When you treat millions of animals as units of production, you do not just create ethical bankruptcy. You create biological consequences that do not respect barn walls, property lines, or marketing slogans.
This is what “One Health” means when stripped of conference jargon:
▫️resistance spreads from farms into environments
▫️environments feed resistance back into food and bodies
▫️bodies carry resistance into communities and hospitals
▫️hospitals become the last line of defence for a problem created upstream
If you are looking for a neat boundary where animal agriculture stops and “public health” begins, you will not find one. There is no firewall between the two.
A CDC-linked analysis showed infection rates from carbapenem-resistant bacteria rising sharply in the US.
Carbapenems are last resort antibiotics for serious infections. When resistance expands there, you are into the territory where modern medicine starts losing basic fights.
The report described a difficult to treat resistance gene called NDM. Only two antibiotics work against it, both expensive, and administered intravenously. Cases remain relatively small, but the trend is the warning flare:
▫️carbapenem-resistant infections rose about 69% between 2019 and 2023
▫️NDM cases rose about 460% in the same period
The researchers also warned about undercounting. Many states do not fully test and report, and data from several large states was not included. There is also the concern of unrecognised carriers enabling community spread.

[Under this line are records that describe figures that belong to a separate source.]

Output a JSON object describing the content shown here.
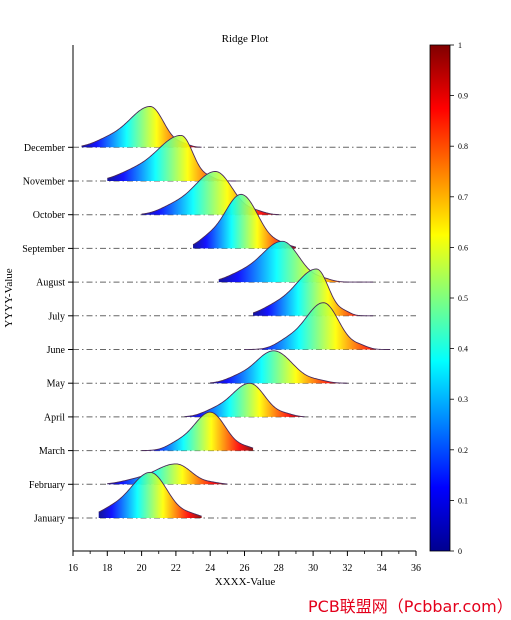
{
  "chart_data": {
    "type": "ridgeline",
    "title": "Ridge Plot",
    "xlabel": "XXXX-Value",
    "ylabel": "YYYY-Value",
    "xlim": [
      16,
      36
    ],
    "x_ticks": [
      16,
      18,
      20,
      22,
      24,
      26,
      28,
      30,
      32,
      34,
      36
    ],
    "categories": [
      "January",
      "February",
      "March",
      "April",
      "May",
      "June",
      "July",
      "August",
      "September",
      "October",
      "November",
      "December"
    ],
    "series": [
      {
        "name": "January",
        "peak": 20.5,
        "left_sd": 1.2,
        "right_sd": 1.0,
        "height": 1.9,
        "range": [
          17.5,
          23.5
        ]
      },
      {
        "name": "February",
        "peak": 22.0,
        "left_sd": 1.3,
        "right_sd": 0.9,
        "height": 0.85,
        "range": [
          18.0,
          25.0
        ]
      },
      {
        "name": "March",
        "peak": 24.0,
        "left_sd": 1.0,
        "right_sd": 0.9,
        "height": 1.6,
        "range": [
          20.0,
          26.5
        ]
      },
      {
        "name": "April",
        "peak": 26.3,
        "left_sd": 1.1,
        "right_sd": 0.9,
        "height": 1.4,
        "range": [
          22.5,
          29.5
        ]
      },
      {
        "name": "May",
        "peak": 27.7,
        "left_sd": 1.1,
        "right_sd": 1.1,
        "height": 1.35,
        "range": [
          24.0,
          32.0
        ]
      },
      {
        "name": "June",
        "peak": 30.6,
        "left_sd": 1.1,
        "right_sd": 0.9,
        "height": 1.95,
        "range": [
          26.0,
          34.5
        ]
      },
      {
        "name": "July",
        "peak": 30.2,
        "left_sd": 1.3,
        "right_sd": 0.7,
        "height": 1.95,
        "range": [
          26.5,
          33.5
        ]
      },
      {
        "name": "August",
        "peak": 28.2,
        "left_sd": 1.3,
        "right_sd": 1.0,
        "height": 1.7,
        "range": [
          24.5,
          33.5
        ]
      },
      {
        "name": "September",
        "peak": 25.8,
        "left_sd": 1.0,
        "right_sd": 1.0,
        "height": 2.25,
        "range": [
          23.0,
          29.0
        ]
      },
      {
        "name": "October",
        "peak": 24.3,
        "left_sd": 1.3,
        "right_sd": 1.0,
        "height": 1.8,
        "range": [
          20.0,
          28.0
        ]
      },
      {
        "name": "November",
        "peak": 22.3,
        "left_sd": 1.5,
        "right_sd": 0.7,
        "height": 1.9,
        "range": [
          18.0,
          25.5
        ]
      },
      {
        "name": "December",
        "peak": 20.5,
        "left_sd": 1.3,
        "right_sd": 0.8,
        "height": 1.7,
        "range": [
          16.5,
          23.5
        ]
      }
    ],
    "colorbar": {
      "range": [
        0,
        1
      ],
      "ticks": [
        "0",
        "0.1",
        "0.2",
        "0.3",
        "0.4",
        "0.5",
        "0.6",
        "0.7",
        "0.8",
        "0.9",
        "1"
      ],
      "colormap": "jet"
    },
    "baseline_style": "dash-dot",
    "grid": false
  },
  "watermark": "PCB联盟网（Pcbbar.com）"
}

This is the future we are sleepwalking into: routine infections become complicated again, expensive again, dangerous again, because we sacrificed antibiotics to keep animal farming “efficient”.
The FDA is being asked to “investigate what is driving the rise” and to track how antibiotics are used on farms. That is necessary, but it is not sufficient.

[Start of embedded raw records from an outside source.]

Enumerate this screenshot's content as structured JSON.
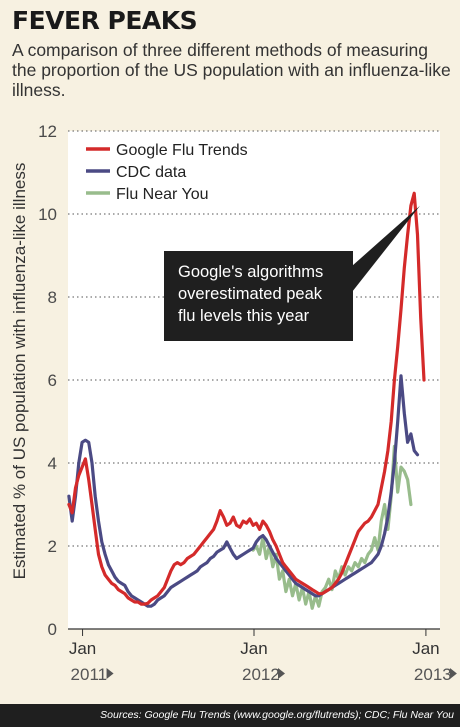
{
  "header": {
    "title": "FEVER PEAKS",
    "subtitle": "A comparison of three different methods of measuring the proportion of the US population with an influenza-like illness."
  },
  "footer": {
    "source": "Sources: Google Flu Trends (www.google.org/flutrends); CDC; Flu Near You"
  },
  "colors": {
    "background": "#f7f1e1",
    "google": "#d42a2a",
    "cdc": "#4b4a84",
    "fny": "#98bc8c",
    "annotation": "#1f1f1f"
  },
  "chart_data": {
    "type": "line",
    "title": "FEVER PEAKS",
    "ylabel": "Estimated % of US population with influenza-like illness",
    "xlabel": "",
    "ylim": [
      0,
      12
    ],
    "yticks": [
      0,
      2,
      4,
      6,
      8,
      10,
      12
    ],
    "xlim": [
      "2010-12-01",
      "2013-01-31"
    ],
    "xticks": [
      {
        "date": "2011-01-01",
        "label": "Jan",
        "year": "2011"
      },
      {
        "date": "2012-01-01",
        "label": "Jan",
        "year": "2012"
      },
      {
        "date": "2013-01-01",
        "label": "Jan",
        "year": "2013"
      }
    ],
    "grid": "horizontal dotted",
    "legend_position": "top-left",
    "annotation": {
      "lines": [
        "Google's algorithms",
        "overestimated peak",
        "flu levels this year"
      ],
      "points_to": {
        "date": "2012-12-28",
        "value": 10.2
      }
    },
    "series": [
      {
        "name": "Google Flu Trends",
        "color": "#d42a2a",
        "points": [
          [
            "2010-12-03",
            3.0
          ],
          [
            "2010-12-10",
            2.8
          ],
          [
            "2010-12-17",
            3.4
          ],
          [
            "2010-12-24",
            3.7
          ],
          [
            "2010-12-31",
            3.9
          ],
          [
            "2011-01-07",
            4.1
          ],
          [
            "2011-01-14",
            3.6
          ],
          [
            "2011-01-21",
            3.0
          ],
          [
            "2011-01-28",
            2.4
          ],
          [
            "2011-02-04",
            1.8
          ],
          [
            "2011-02-11",
            1.5
          ],
          [
            "2011-02-18",
            1.3
          ],
          [
            "2011-02-25",
            1.2
          ],
          [
            "2011-03-04",
            1.1
          ],
          [
            "2011-03-11",
            1.05
          ],
          [
            "2011-03-18",
            0.95
          ],
          [
            "2011-03-25",
            0.9
          ],
          [
            "2011-04-01",
            0.85
          ],
          [
            "2011-04-08",
            0.75
          ],
          [
            "2011-04-15",
            0.7
          ],
          [
            "2011-04-22",
            0.65
          ],
          [
            "2011-04-29",
            0.65
          ],
          [
            "2011-05-06",
            0.6
          ],
          [
            "2011-05-13",
            0.6
          ],
          [
            "2011-05-20",
            0.62
          ],
          [
            "2011-05-27",
            0.7
          ],
          [
            "2011-06-03",
            0.75
          ],
          [
            "2011-06-10",
            0.8
          ],
          [
            "2011-06-17",
            0.9
          ],
          [
            "2011-06-24",
            1.0
          ],
          [
            "2011-07-01",
            1.2
          ],
          [
            "2011-07-08",
            1.4
          ],
          [
            "2011-07-15",
            1.55
          ],
          [
            "2011-07-22",
            1.6
          ],
          [
            "2011-07-29",
            1.55
          ],
          [
            "2011-08-05",
            1.6
          ],
          [
            "2011-08-12",
            1.7
          ],
          [
            "2011-08-19",
            1.75
          ],
          [
            "2011-08-26",
            1.8
          ],
          [
            "2011-09-02",
            1.9
          ],
          [
            "2011-09-09",
            2.0
          ],
          [
            "2011-09-16",
            2.1
          ],
          [
            "2011-09-23",
            2.2
          ],
          [
            "2011-09-30",
            2.3
          ],
          [
            "2011-10-07",
            2.4
          ],
          [
            "2011-10-14",
            2.6
          ],
          [
            "2011-10-21",
            2.85
          ],
          [
            "2011-10-28",
            2.7
          ],
          [
            "2011-11-04",
            2.5
          ],
          [
            "2011-11-11",
            2.55
          ],
          [
            "2011-11-18",
            2.7
          ],
          [
            "2011-11-25",
            2.5
          ],
          [
            "2011-12-02",
            2.45
          ],
          [
            "2011-12-09",
            2.6
          ],
          [
            "2011-12-16",
            2.55
          ],
          [
            "2011-12-23",
            2.65
          ],
          [
            "2011-12-30",
            2.5
          ],
          [
            "2012-01-06",
            2.55
          ],
          [
            "2012-01-13",
            2.4
          ],
          [
            "2012-01-20",
            2.6
          ],
          [
            "2012-01-27",
            2.5
          ],
          [
            "2012-02-03",
            2.35
          ],
          [
            "2012-02-10",
            2.15
          ],
          [
            "2012-02-17",
            2.0
          ],
          [
            "2012-02-24",
            1.8
          ],
          [
            "2012-03-02",
            1.6
          ],
          [
            "2012-03-09",
            1.5
          ],
          [
            "2012-03-16",
            1.4
          ],
          [
            "2012-03-23",
            1.3
          ],
          [
            "2012-03-30",
            1.2
          ],
          [
            "2012-04-06",
            1.15
          ],
          [
            "2012-04-13",
            1.1
          ],
          [
            "2012-04-20",
            1.05
          ],
          [
            "2012-04-27",
            1.0
          ],
          [
            "2012-05-04",
            0.95
          ],
          [
            "2012-05-11",
            0.9
          ],
          [
            "2012-05-18",
            0.85
          ],
          [
            "2012-05-25",
            0.85
          ],
          [
            "2012-06-01",
            0.9
          ],
          [
            "2012-06-08",
            0.95
          ],
          [
            "2012-06-15",
            1.0
          ],
          [
            "2012-06-22",
            1.1
          ],
          [
            "2012-06-29",
            1.2
          ],
          [
            "2012-07-06",
            1.35
          ],
          [
            "2012-07-13",
            1.55
          ],
          [
            "2012-07-20",
            1.75
          ],
          [
            "2012-07-27",
            1.95
          ],
          [
            "2012-08-03",
            2.15
          ],
          [
            "2012-08-10",
            2.35
          ],
          [
            "2012-08-17",
            2.45
          ],
          [
            "2012-08-24",
            2.55
          ],
          [
            "2012-08-31",
            2.6
          ],
          [
            "2012-09-07",
            2.7
          ],
          [
            "2012-09-14",
            2.85
          ],
          [
            "2012-09-21",
            3.0
          ],
          [
            "2012-09-28",
            3.4
          ],
          [
            "2012-10-05",
            3.8
          ],
          [
            "2012-10-12",
            4.3
          ],
          [
            "2012-10-19",
            5.0
          ],
          [
            "2012-10-26",
            6.0
          ],
          [
            "2012-11-02",
            6.8
          ],
          [
            "2012-11-09",
            7.7
          ],
          [
            "2012-11-16",
            8.7
          ],
          [
            "2012-11-23",
            9.5
          ],
          [
            "2012-11-30",
            10.2
          ],
          [
            "2012-12-07",
            10.5
          ],
          [
            "2012-12-14",
            9.5
          ],
          [
            "2012-12-21",
            7.5
          ],
          [
            "2012-12-28",
            6.0
          ]
        ]
      },
      {
        "name": "CDC data",
        "color": "#4b4a84",
        "points": [
          [
            "2010-12-03",
            3.2
          ],
          [
            "2010-12-10",
            2.6
          ],
          [
            "2010-12-17",
            3.2
          ],
          [
            "2010-12-24",
            4.0
          ],
          [
            "2010-12-31",
            4.5
          ],
          [
            "2011-01-07",
            4.55
          ],
          [
            "2011-01-14",
            4.5
          ],
          [
            "2011-01-21",
            4.0
          ],
          [
            "2011-01-28",
            3.2
          ],
          [
            "2011-02-04",
            2.6
          ],
          [
            "2011-02-11",
            2.1
          ],
          [
            "2011-02-18",
            1.8
          ],
          [
            "2011-02-25",
            1.55
          ],
          [
            "2011-03-04",
            1.4
          ],
          [
            "2011-03-11",
            1.25
          ],
          [
            "2011-03-18",
            1.15
          ],
          [
            "2011-03-25",
            1.1
          ],
          [
            "2011-04-01",
            1.05
          ],
          [
            "2011-04-08",
            0.9
          ],
          [
            "2011-04-15",
            0.8
          ],
          [
            "2011-04-22",
            0.75
          ],
          [
            "2011-04-29",
            0.7
          ],
          [
            "2011-05-06",
            0.65
          ],
          [
            "2011-05-13",
            0.6
          ],
          [
            "2011-05-20",
            0.55
          ],
          [
            "2011-05-27",
            0.55
          ],
          [
            "2011-06-03",
            0.6
          ],
          [
            "2011-06-10",
            0.7
          ],
          [
            "2011-06-17",
            0.75
          ],
          [
            "2011-06-24",
            0.8
          ],
          [
            "2011-07-01",
            0.9
          ],
          [
            "2011-07-08",
            1.0
          ],
          [
            "2011-07-15",
            1.05
          ],
          [
            "2011-07-22",
            1.1
          ],
          [
            "2011-07-29",
            1.15
          ],
          [
            "2011-08-05",
            1.2
          ],
          [
            "2011-08-12",
            1.25
          ],
          [
            "2011-08-19",
            1.3
          ],
          [
            "2011-08-26",
            1.35
          ],
          [
            "2011-09-02",
            1.4
          ],
          [
            "2011-09-09",
            1.5
          ],
          [
            "2011-09-16",
            1.55
          ],
          [
            "2011-09-23",
            1.6
          ],
          [
            "2011-09-30",
            1.7
          ],
          [
            "2011-10-07",
            1.75
          ],
          [
            "2011-10-14",
            1.85
          ],
          [
            "2011-10-21",
            1.9
          ],
          [
            "2011-10-28",
            1.95
          ],
          [
            "2011-11-04",
            2.1
          ],
          [
            "2011-11-11",
            1.95
          ],
          [
            "2011-11-18",
            1.8
          ],
          [
            "2011-11-25",
            1.7
          ],
          [
            "2011-12-02",
            1.75
          ],
          [
            "2011-12-09",
            1.8
          ],
          [
            "2011-12-16",
            1.85
          ],
          [
            "2011-12-23",
            1.9
          ],
          [
            "2011-12-30",
            1.95
          ],
          [
            "2012-01-06",
            2.1
          ],
          [
            "2012-01-13",
            2.2
          ],
          [
            "2012-01-20",
            2.25
          ],
          [
            "2012-01-27",
            2.15
          ],
          [
            "2012-02-03",
            2.0
          ],
          [
            "2012-02-10",
            1.85
          ],
          [
            "2012-02-17",
            1.7
          ],
          [
            "2012-02-24",
            1.6
          ],
          [
            "2012-03-02",
            1.5
          ],
          [
            "2012-03-09",
            1.4
          ],
          [
            "2012-03-16",
            1.3
          ],
          [
            "2012-03-23",
            1.2
          ],
          [
            "2012-03-30",
            1.1
          ],
          [
            "2012-04-06",
            1.05
          ],
          [
            "2012-04-13",
            1.0
          ],
          [
            "2012-04-20",
            0.95
          ],
          [
            "2012-04-27",
            0.9
          ],
          [
            "2012-05-04",
            0.85
          ],
          [
            "2012-05-11",
            0.8
          ],
          [
            "2012-05-18",
            0.8
          ],
          [
            "2012-05-25",
            0.85
          ],
          [
            "2012-06-01",
            0.9
          ],
          [
            "2012-06-08",
            0.95
          ],
          [
            "2012-06-15",
            1.0
          ],
          [
            "2012-06-22",
            1.05
          ],
          [
            "2012-06-29",
            1.1
          ],
          [
            "2012-07-06",
            1.15
          ],
          [
            "2012-07-13",
            1.2
          ],
          [
            "2012-07-20",
            1.25
          ],
          [
            "2012-07-27",
            1.3
          ],
          [
            "2012-08-03",
            1.35
          ],
          [
            "2012-08-10",
            1.4
          ],
          [
            "2012-08-17",
            1.45
          ],
          [
            "2012-08-24",
            1.5
          ],
          [
            "2012-08-31",
            1.55
          ],
          [
            "2012-09-07",
            1.6
          ],
          [
            "2012-09-14",
            1.7
          ],
          [
            "2012-09-21",
            1.8
          ],
          [
            "2012-09-28",
            2.0
          ],
          [
            "2012-10-05",
            2.3
          ],
          [
            "2012-10-12",
            2.7
          ],
          [
            "2012-10-19",
            3.3
          ],
          [
            "2012-10-26",
            4.0
          ],
          [
            "2012-11-02",
            5.0
          ],
          [
            "2012-11-09",
            6.1
          ],
          [
            "2012-11-16",
            5.2
          ],
          [
            "2012-11-23",
            4.5
          ],
          [
            "2012-11-30",
            4.7
          ],
          [
            "2012-12-07",
            4.3
          ],
          [
            "2012-12-14",
            4.2
          ]
        ]
      },
      {
        "name": "Flu Near You",
        "color": "#98bc8c",
        "points": [
          [
            "2011-12-30",
            1.9
          ],
          [
            "2012-01-06",
            2.0
          ],
          [
            "2012-01-13",
            1.8
          ],
          [
            "2012-01-20",
            2.2
          ],
          [
            "2012-01-27",
            1.7
          ],
          [
            "2012-02-03",
            2.0
          ],
          [
            "2012-02-10",
            1.5
          ],
          [
            "2012-02-17",
            1.8
          ],
          [
            "2012-02-24",
            1.2
          ],
          [
            "2012-03-02",
            1.4
          ],
          [
            "2012-03-09",
            0.9
          ],
          [
            "2012-03-16",
            1.2
          ],
          [
            "2012-03-23",
            0.8
          ],
          [
            "2012-03-30",
            1.1
          ],
          [
            "2012-04-06",
            0.7
          ],
          [
            "2012-04-13",
            1.0
          ],
          [
            "2012-04-20",
            0.6
          ],
          [
            "2012-04-27",
            0.9
          ],
          [
            "2012-05-04",
            0.5
          ],
          [
            "2012-05-11",
            0.8
          ],
          [
            "2012-05-18",
            0.55
          ],
          [
            "2012-05-25",
            0.9
          ],
          [
            "2012-06-01",
            1.0
          ],
          [
            "2012-06-08",
            1.2
          ],
          [
            "2012-06-15",
            0.95
          ],
          [
            "2012-06-22",
            1.4
          ],
          [
            "2012-06-29",
            1.2
          ],
          [
            "2012-07-06",
            1.5
          ],
          [
            "2012-07-13",
            1.3
          ],
          [
            "2012-07-20",
            1.5
          ],
          [
            "2012-07-27",
            1.4
          ],
          [
            "2012-08-03",
            1.6
          ],
          [
            "2012-08-10",
            1.5
          ],
          [
            "2012-08-17",
            1.7
          ],
          [
            "2012-08-24",
            1.6
          ],
          [
            "2012-08-31",
            1.8
          ],
          [
            "2012-09-07",
            1.9
          ],
          [
            "2012-09-14",
            2.2
          ],
          [
            "2012-09-21",
            1.9
          ],
          [
            "2012-09-28",
            2.6
          ],
          [
            "2012-10-05",
            3.0
          ],
          [
            "2012-10-12",
            2.4
          ],
          [
            "2012-10-19",
            3.2
          ],
          [
            "2012-10-26",
            4.4
          ],
          [
            "2012-11-02",
            3.3
          ],
          [
            "2012-11-09",
            3.9
          ],
          [
            "2012-11-16",
            3.8
          ],
          [
            "2012-11-23",
            3.6
          ],
          [
            "2012-11-30",
            3.0
          ]
        ]
      }
    ]
  }
}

Because even perfect tracking does not solve a system that needs antibiotics to prop itself up.
The European Union has targets: a stated aim to reduce antimicrobial sales by 50% from 2018 levels by 2030. Targets are not magic. But they reveal something important: some regulators are at least willing to name the scale of the problem and put numbers on reduction.
In the US, the lack of targets and the lack of granular tracking creates the perfect environment for performative oversight. The system gets to claim responsibility while remaining structurally unchanged.
When people say “reduce antibiotic use”, they often mean “please keep the same production model but with fewer consequences”.
Denmark reduced antibiotic use in pig farms partly by increasing space per pig and improving ventilation. That is telling. When you improve conditions, you reduce the need for constant pharmaceuticals.
But even that example has limits, because it still accepts the premise that these animals exist for production and profit. The deeper point is unavoidable:
If your food system depends on medically important antibiotics as routine infrastructure, it is not a food system. It is a public health hazard with a marketing department.
The question is not “why did sales jump 16%?”
The question is: Why did we ever build a food system that makes this possible?
We have an industry that treats sentient beings as commodities, concentrates them into conditions where disease is predictable, and then leans on the same medicines humans depend on to keep the machine moving. And when resistance rises, we act surprised.
There is no clever workaround for this. There is no comfortable version of this. There is only honesty.
If we want antibiotics that still work, we need to stop feeding them into an industry designed to need them.